Donc, immanquablement, ça va générer une nécessité de proxénétisme derrière. Le réseau va fournir toutes les prestations (confection du site, prêt de téléphones dédiés à ça, trouver des appartements), moyennant en général la réversion de 50% du prix des passes.
Mais internet n’exclut pas non plus la violence des réseaux : on se met d‘accord mais si la personne prostituée ne fournit pas suffisamment de prestations, elle va se faire éjecter du réseau, voire blacklister sur d’autres réseaux. Cela va contraindre les jeunes femmes à accepter, sous la contrainte morale, des rapports dégradants parce que c’est ce qui est demandé actuellement : des rapports de plus en plus dégradants.
Longtemps on attendait de l’escort-girl qu’elle se comporte comme une « petite amie », aujourd’hui on veut qu’elle se comporte comme une actrice porno. Les réseaux vont exercer une pression pour que les jeunes filles soient conformes à ce modèle, ce qui va souvent les conduire à consommer des stupéfiants, comme la cocaïne notamment, parce qu’on est dans une surenchère.

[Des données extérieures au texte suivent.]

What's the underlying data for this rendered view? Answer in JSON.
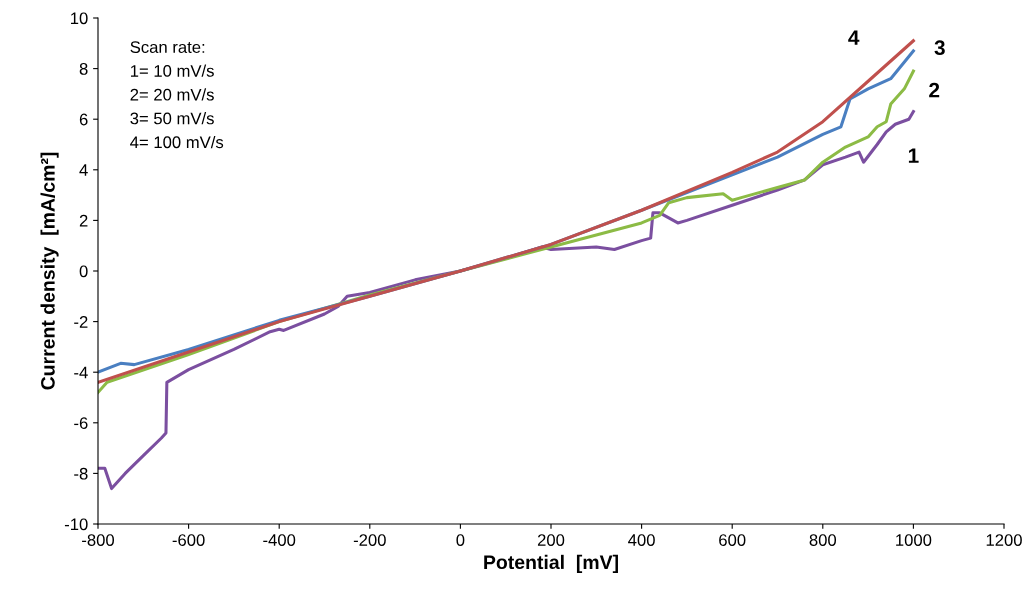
{
  "chart_data": {
    "type": "line",
    "xlabel": "Potential  [mV]",
    "ylabel": "Current density  [mA/cm²]",
    "xlim": [
      -800,
      1200
    ],
    "ylim": [
      -10,
      10
    ],
    "xticks": [
      -800,
      -600,
      -400,
      -200,
      0,
      200,
      400,
      600,
      800,
      1000,
      1200
    ],
    "yticks": [
      -10,
      -8,
      -6,
      -4,
      -2,
      0,
      2,
      4,
      6,
      8,
      10
    ],
    "grid": false,
    "marker": "none",
    "line_style": "solid",
    "series": [
      {
        "name": "1",
        "color": "#7b4fa0",
        "x": [
          -800,
          -785,
          -770,
          -740,
          -700,
          -660,
          -650,
          -648,
          -600,
          -500,
          -420,
          -400,
          -390,
          -300,
          -270,
          -250,
          -200,
          -100,
          0,
          100,
          180,
          200,
          300,
          340,
          400,
          420,
          425,
          440,
          460,
          480,
          500,
          600,
          700,
          760,
          800,
          850,
          880,
          890,
          920,
          940,
          960,
          990,
          1000
        ],
        "values": [
          -7.8,
          -7.8,
          -8.6,
          -8.0,
          -7.3,
          -6.6,
          -6.4,
          -4.4,
          -3.9,
          -3.1,
          -2.4,
          -2.3,
          -2.35,
          -1.7,
          -1.4,
          -1.0,
          -0.85,
          -0.35,
          0,
          0.5,
          0.95,
          0.85,
          0.95,
          0.85,
          1.2,
          1.3,
          2.3,
          2.3,
          2.1,
          1.9,
          2.0,
          2.6,
          3.2,
          3.6,
          4.2,
          4.5,
          4.7,
          4.3,
          5.0,
          5.5,
          5.8,
          6.0,
          6.3
        ]
      },
      {
        "name": "2",
        "color": "#8cbb45",
        "x": [
          -800,
          -780,
          -600,
          -400,
          -200,
          0,
          200,
          400,
          440,
          460,
          500,
          580,
          600,
          620,
          700,
          760,
          800,
          850,
          900,
          920,
          940,
          950,
          980,
          1000
        ],
        "values": [
          -4.8,
          -4.4,
          -3.3,
          -2.0,
          -0.95,
          0,
          0.95,
          1.9,
          2.2,
          2.7,
          2.9,
          3.05,
          2.8,
          2.9,
          3.3,
          3.6,
          4.3,
          4.9,
          5.3,
          5.7,
          5.9,
          6.6,
          7.2,
          7.9
        ]
      },
      {
        "name": "3",
        "color": "#4a7fc1",
        "x": [
          -800,
          -750,
          -720,
          -600,
          -400,
          -200,
          0,
          200,
          400,
          600,
          700,
          800,
          840,
          860,
          900,
          950,
          1000
        ],
        "values": [
          -4.0,
          -3.65,
          -3.7,
          -3.1,
          -1.95,
          -1.0,
          0,
          1.05,
          2.4,
          3.8,
          4.5,
          5.4,
          5.7,
          6.8,
          7.2,
          7.6,
          8.7
        ]
      },
      {
        "name": "4",
        "color": "#c0504d",
        "x": [
          -800,
          -600,
          -400,
          -200,
          0,
          200,
          400,
          600,
          700,
          800,
          900,
          1000
        ],
        "values": [
          -4.4,
          -3.2,
          -2.0,
          -1.0,
          0,
          1.05,
          2.4,
          3.9,
          4.7,
          5.9,
          7.5,
          9.1
        ]
      }
    ],
    "annotations": [
      "Scan rate:",
      "1= 10 mV/s",
      "2= 20 mV/s",
      "3= 50 mV/s",
      "4= 100 mV/s"
    ]
  }
}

La consommation de rapports sexuels tarifés est présentée par certains comme le paradigme de l’émancipation des femmes.
Le libre choix ! Il ne faut jamais avoir côtoyé le milieu pour penser ça. Avant d’arriver ici, j’avais le même genre d’idée sur le phénomène : si ces femmes sont libres, si elles sont d’accord pour le faire, pourquoi pas. Après, quand on les rencontre, qu’on les voit, on réalise que ce n’est pas comme ça : elles sont complètement détruites psychologiquement et il leur faut faire un long travail pour se reconstruire.


Et l’argent ?
Elles n’en gardent pas sauf celles qui deviennent proxénètes en investissant dans des appartements pour les louer 4000€ par mois à d’autres prostituées. Celles de la rue Saint-Denis par exemple, les « traditionnelles », elles vont continuer jusqu’à 70 ans.


Quel message voudriez-vous faire passer ?
Il faut dire que se prostituer sur internet, ce n’est pas l’univers merveilleux de l’indépendance des travailleuses du sexe qu’on nous vend. Sans structures, ce n’est pas possible. C’est cela qu’il faut mettre en avant : la prostitution sur internet est bien plus structurée qu’il n’y paraît. L’étudiante qui se prostitue pour payer ses études ou la mère de famille pour joindre les deux bouts ne restent pas seules longtemps. L’indépendance, on la proclame, mais en réalité elles sont très rapidement prises en main. La solution pour elles c’est de rentrer dans une structure et là c’est l’engrenage et ça ne va pas rester occasionnel longtemps. Il n’est pas possible de refuser tel ou tel client.